Incredibly disappointing
I am a great fan of Ishmael and as such was shocked by the lack of content in "My Ishmael". The book is disjointed and suggests an emotionally disturbed writer. The thought provocking portion of the book could have been written in five pages. The main character challenges believability more than a talking gorilla. This 12 year old girl puts James Bond to shame. The purpose seems to be creating excitment rather than communicating thought provocing questions as in "Ishmael". The two books are so different that I question whether Daniel Quinn actually wrote this book.
The one redeeming point is his perspective on our educational system.
To summarize: The book was so lacking in content that I would never have finished it had I not read Ishmael first.

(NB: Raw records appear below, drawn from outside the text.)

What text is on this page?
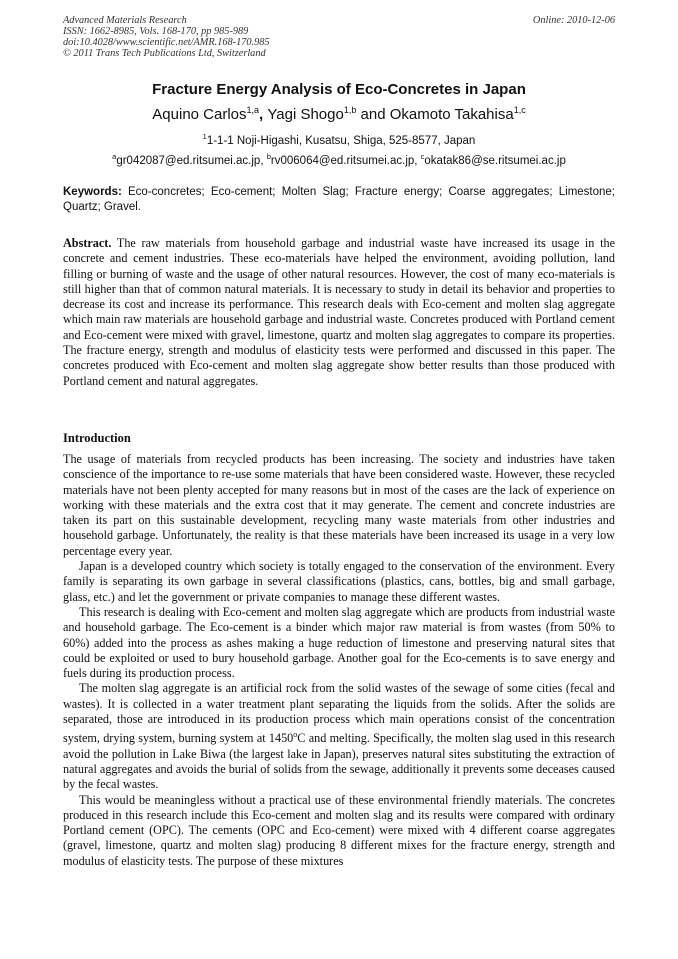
Advanced Materials Research
ISSN: 1662-8985, Vols. 168-170, pp 985-989
doi:10.4028/www.scientific.net/AMR.168-170.985
© 2011 Trans Tech Publications Ltd, Switzerland
Online: 2010-12-06
Fracture Energy Analysis of Eco-Concretes in Japan
Aquino Carlos$^{1,a}$, Yagi Shogo$^{1,b}$ and Okamoto Takahisa$^{1,c}$
$^1$1-1-1 Noji-Higashi, Kusatsu, Shiga, 525-8577, Japan
$^a$gr042087@ed.ritsumei.ac.jp, $^b$rv006064@ed.ritsumei.ac.jp, $^c$okatak86@se.ritsumei.ac.jp
Keywords: Eco-concretes; Eco-cement; Molten Slag; Fracture energy; Coarse aggregates; Limestone; Quartz; Gravel.

Abstract. The raw materials from household garbage and industrial waste have increased its usage in the concrete and cement industries. These eco-materials have helped the environment, avoiding pollution, land filling or burning of waste and the usage of other natural resources. However, the cost of many eco-materials is still higher than that of common natural materials. It is necessary to study in detail its behavior and properties to decrease its cost and increase its performance. This research deals with Eco-cement and molten slag aggregate which main raw materials are household garbage and industrial waste. Concretes produced with Portland cement and Eco-cement were mixed with gravel, limestone, quartz and molten slag aggregates to compare its properties. The fracture energy, strength and modulus of elasticity tests were performed and discussed in this paper. The concretes produced with Eco-cement and molten slag aggregate show better results than those produced with Portland cement and natural aggregates.

Introduction

The usage of materials from recycled products has been increasing. The society and industries have taken conscience of the importance to re-use some materials that have been considered waste. However, these recycled materials have not been plenty accepted for many reasons but in most of the cases are the lack of experience on working with these materials and the extra cost that it may generate. The cement and concrete industries are taken its part on this sustainable development, recycling many waste materials from other industries and household garbage. Unfortunately, the reality is that these materials have been increased its usage in a very low percentage every year.

Japan is a developed country which society is totally engaged to the conservation of the environment. Every family is separating its own garbage in several classifications (plastics, cans, bottles, big and small garbage, glass, etc.) and let the government or private companies to manage these different wastes.

This research is dealing with Eco-cement and molten slag aggregate which are products from industrial waste and household garbage. The Eco-cement is a binder which major raw material is from wastes (from 50% to 60%) added into the process as ashes making a huge reduction of limestone and preserving natural sites that could be exploited or used to bury household garbage. Another goal for the Eco-cements is to save energy and fuels during its production process.

The molten slag aggregate is an artificial rock from the solid wastes of the sewage of some cities (fecal and wastes). It is collected in a water treatment plant separating the liquids from the solids. After the solids are separated, those are introduced in its production process which main operations consist of the concentration system, drying system, burning system at 1450$^o$C and melting. Specifically, the molten slag used in this research avoid the pollution in Lake Biwa (the largest lake in Japan), preserves natural sites substituting the extraction of natural aggregates and avoids the burial of solids from the sewage, additionally it prevents some deceases caused by the fecal wastes.

This would be meaningless without a practical use of these environmental friendly materials. The concretes produced in this research include this Eco-cement and molten slag and its results were compared with ordinary Portland cement (OPC). The cements (OPC and Eco-cement) were mixed with 4 different coarse aggregates (gravel, limestone, quartz and molten slag) producing 8 different mixes for the fracture energy, strength and modulus of elasticity tests. The purpose of these mixtures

To the very end I hoped that there was some purpose in the direction that the story was taking -- but I found none. I felt deceived and cheated.
In depth knowledge of anthropology necessary.
The ideas Daniel Quinn restates in My Ishmael once again color the way all of "civilization" and it's antics can be viewed. We are not the superior race we dream we are. The craving to slow down is an ancient drive to return to living within the "leaver" laws. But it is hard to substaniate Quinn's comments on ancient societies unless you have studied them extensively (there is a lot of speculation but little "fact" available.) Quinn's ideas are unique, profound and well stated in Ishmael's sequel but they could use some fleshing out. His characters are cute but give no real challenge to his philosophies. I liked the book because I like Quinn's philosophy, not because it is a literary masterpiece.